Watching the fiscal cliff negotiations over the past few months has provided us many valuable lessons. One might be, you should never give old, white men something important to do over the holidays. Another – it’s probably not a successful strategy to say “go f- yourself” to your negotiation partner. But perhaps the most potent lesson we have learned is that, to get any progress in life, you have to get outside your comfort zone. Welcome to the Discomfort Zone!
Why do I say this? Isn’t everything in life about achieving and living in comfort? Finding your comfort zone is a potent human driver. It’s where you feel most competent and able. You feel your strongest sense of belonging. Things are predictable, and you’re prepared for whatever happens. And you’re happy to stay there. But our comfort zones hold us back. Because, in the comfort zone, learning, progress, and innovation tend to stop. Change doesn’t occur. We can end up hitting all kinds of cliffs and impasses, fiscal and otherwise. We just say “no”, and stay in our bubbles.

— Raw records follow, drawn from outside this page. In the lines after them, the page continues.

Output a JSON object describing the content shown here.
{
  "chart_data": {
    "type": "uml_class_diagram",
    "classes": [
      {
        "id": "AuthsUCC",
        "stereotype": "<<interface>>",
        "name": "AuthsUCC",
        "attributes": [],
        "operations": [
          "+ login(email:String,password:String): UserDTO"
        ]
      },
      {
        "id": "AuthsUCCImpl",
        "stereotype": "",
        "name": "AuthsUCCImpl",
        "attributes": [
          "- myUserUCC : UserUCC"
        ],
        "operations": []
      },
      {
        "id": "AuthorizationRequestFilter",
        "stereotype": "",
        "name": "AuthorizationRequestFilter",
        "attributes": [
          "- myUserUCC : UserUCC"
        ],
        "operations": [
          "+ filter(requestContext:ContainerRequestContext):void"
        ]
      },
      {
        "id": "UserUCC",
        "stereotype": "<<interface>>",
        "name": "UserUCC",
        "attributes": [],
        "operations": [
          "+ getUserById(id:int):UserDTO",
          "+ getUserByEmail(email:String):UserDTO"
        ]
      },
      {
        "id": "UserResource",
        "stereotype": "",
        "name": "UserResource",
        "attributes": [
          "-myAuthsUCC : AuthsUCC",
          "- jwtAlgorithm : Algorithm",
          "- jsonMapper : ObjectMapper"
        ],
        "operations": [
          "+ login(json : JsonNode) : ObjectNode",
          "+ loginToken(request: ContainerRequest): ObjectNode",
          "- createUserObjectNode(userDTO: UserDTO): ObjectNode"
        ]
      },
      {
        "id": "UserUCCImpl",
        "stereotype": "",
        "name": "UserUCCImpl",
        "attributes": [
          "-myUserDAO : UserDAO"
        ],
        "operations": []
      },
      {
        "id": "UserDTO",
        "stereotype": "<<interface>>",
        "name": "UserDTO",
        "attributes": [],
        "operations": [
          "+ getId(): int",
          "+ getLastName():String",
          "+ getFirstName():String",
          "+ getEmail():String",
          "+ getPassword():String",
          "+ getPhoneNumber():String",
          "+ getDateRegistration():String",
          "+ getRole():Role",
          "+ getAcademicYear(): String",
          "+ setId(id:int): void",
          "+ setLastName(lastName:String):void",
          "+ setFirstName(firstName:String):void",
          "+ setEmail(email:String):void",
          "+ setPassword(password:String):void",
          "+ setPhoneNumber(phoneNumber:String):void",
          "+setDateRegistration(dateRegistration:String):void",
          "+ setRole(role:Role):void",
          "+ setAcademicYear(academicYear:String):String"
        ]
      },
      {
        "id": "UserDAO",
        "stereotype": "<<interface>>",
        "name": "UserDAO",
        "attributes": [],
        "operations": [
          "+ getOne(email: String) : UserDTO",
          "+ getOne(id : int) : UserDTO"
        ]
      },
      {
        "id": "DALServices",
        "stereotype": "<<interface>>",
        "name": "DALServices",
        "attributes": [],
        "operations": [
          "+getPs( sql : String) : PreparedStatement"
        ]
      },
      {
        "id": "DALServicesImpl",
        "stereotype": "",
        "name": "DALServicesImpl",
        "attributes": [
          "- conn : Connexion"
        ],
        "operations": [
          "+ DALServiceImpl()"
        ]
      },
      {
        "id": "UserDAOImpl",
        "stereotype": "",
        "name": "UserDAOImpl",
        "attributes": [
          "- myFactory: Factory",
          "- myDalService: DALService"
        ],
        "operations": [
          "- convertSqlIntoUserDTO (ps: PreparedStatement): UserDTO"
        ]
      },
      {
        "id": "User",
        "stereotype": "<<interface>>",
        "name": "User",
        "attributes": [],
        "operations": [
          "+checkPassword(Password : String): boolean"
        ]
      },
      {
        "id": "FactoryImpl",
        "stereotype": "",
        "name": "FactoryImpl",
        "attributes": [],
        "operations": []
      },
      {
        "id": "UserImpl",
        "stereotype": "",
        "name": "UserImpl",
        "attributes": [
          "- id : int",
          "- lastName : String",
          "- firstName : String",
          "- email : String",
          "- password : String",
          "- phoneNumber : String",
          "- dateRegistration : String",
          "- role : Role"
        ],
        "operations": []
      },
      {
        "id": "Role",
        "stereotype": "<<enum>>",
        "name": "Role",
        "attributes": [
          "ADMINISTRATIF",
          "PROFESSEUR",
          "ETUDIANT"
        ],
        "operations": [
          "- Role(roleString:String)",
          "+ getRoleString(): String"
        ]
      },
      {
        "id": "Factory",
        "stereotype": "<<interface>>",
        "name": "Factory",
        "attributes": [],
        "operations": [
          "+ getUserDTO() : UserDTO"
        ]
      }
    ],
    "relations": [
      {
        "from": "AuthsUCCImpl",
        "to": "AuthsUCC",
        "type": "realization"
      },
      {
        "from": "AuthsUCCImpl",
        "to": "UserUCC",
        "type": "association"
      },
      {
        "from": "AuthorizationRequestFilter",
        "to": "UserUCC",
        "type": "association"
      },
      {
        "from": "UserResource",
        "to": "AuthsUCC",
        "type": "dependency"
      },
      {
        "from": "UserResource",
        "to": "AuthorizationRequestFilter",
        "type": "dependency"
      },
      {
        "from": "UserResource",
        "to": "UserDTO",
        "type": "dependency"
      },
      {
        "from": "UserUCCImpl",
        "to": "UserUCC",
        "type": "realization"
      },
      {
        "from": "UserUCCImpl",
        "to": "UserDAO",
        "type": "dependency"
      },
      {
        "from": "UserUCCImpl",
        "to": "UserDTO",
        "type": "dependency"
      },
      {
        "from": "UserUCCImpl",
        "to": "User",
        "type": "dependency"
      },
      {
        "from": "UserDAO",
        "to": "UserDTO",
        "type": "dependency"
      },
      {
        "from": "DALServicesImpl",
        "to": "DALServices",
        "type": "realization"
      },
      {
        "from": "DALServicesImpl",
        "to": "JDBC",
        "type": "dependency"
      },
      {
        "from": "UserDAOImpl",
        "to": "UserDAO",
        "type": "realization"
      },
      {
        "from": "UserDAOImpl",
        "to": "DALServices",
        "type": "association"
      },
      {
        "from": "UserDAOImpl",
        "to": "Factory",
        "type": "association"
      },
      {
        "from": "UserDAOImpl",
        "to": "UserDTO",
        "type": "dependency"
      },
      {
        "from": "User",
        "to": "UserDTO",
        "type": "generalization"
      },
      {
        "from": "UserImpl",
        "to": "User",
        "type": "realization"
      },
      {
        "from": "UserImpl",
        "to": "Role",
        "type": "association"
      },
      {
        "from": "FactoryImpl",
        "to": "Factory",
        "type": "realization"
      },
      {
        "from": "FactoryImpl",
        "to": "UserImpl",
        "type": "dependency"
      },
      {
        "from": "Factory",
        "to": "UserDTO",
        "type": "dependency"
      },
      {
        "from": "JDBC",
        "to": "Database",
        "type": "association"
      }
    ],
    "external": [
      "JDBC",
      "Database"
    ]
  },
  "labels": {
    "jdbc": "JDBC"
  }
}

The truth is, we are all wired to shun discomfort. It’s, well, uncomfortable. It fills us with fear – of not “knowing” things, of looking dumb or inept, of making mistakes, of failure. We’re filled with doubt. It’s the opposite of our comfort zone. And that is painful – so we avoid it.
But we need the discomfort zone – to improve, develop and challenge ourselves and do new things. But how can we get comfortable with discomfort?
Don’t panic. It’s natural to feel anxiety in the Discomfort Zone. There’s the stress of not knowing what you’re doing and the fear of the unknown. But panic causes you to freeze up – which in turn negates the possibility of learning and growth. On top of that, the unpleasantness of panic will likely cause you to want to avoid it the future. It’s easy to say, I know, but instead, try to relax and let go.
Provide support. When working in a group, it’s important to make sure your team feels safe. Develop a culture of mutual respect and support. Make sure folks feel that mistakes are expected and blame won’t be an issue. And that everyone is in it together.
Don’t think only in terms of success vs. failure. If you only view things in this binary way, you will likely avoid failure like the plague – by always staying firmly in your comfort zone. But, as I’ve stated before, failure can be a very good thing… and it’s generally the precursor to success. So face uncertainty with the passion of a scientist – knowing that all results are good, and learning comes from any experience.
Recognize that not knowing is the norm. No matter how much experience you have and how much expertise you’ve gathered, every situation is new. So, whether you realize it or not, you’re constantly confronted with ambiguity and uncertainty. So get used to it.
Get out of the bubble. Spend too much time in your comfort zone and you can lose perspective. You can start to get high on your own exhaust. That’s why it’s important to push yourself out of your own bubble every once in a while, in both small and large ways. Take a new route to work, read different magazines or websites, try to understand things from another perspective. And, above all else, question everything, especially yourself.
Be willing to fall on your face. The number one thing that keeps us from venturing out into uncomfortable places is the fear of looking stupid. Of making mistakes. Of having people laugh at us. But that’s got to be challenged. Do your best to not take yourself too seriously – it’s unlikely that we’re talking about life or death. And when others begin to laugh at you, join in – and be the loudest laugh of all.
I’m facing 2013 with a renewed passion to force myself into discomfort. It’s something I will need to practice, to consciously seek and push myself towards. But in the words of Peter McWilliams, “comfort zones are most often expanded through discomfort”.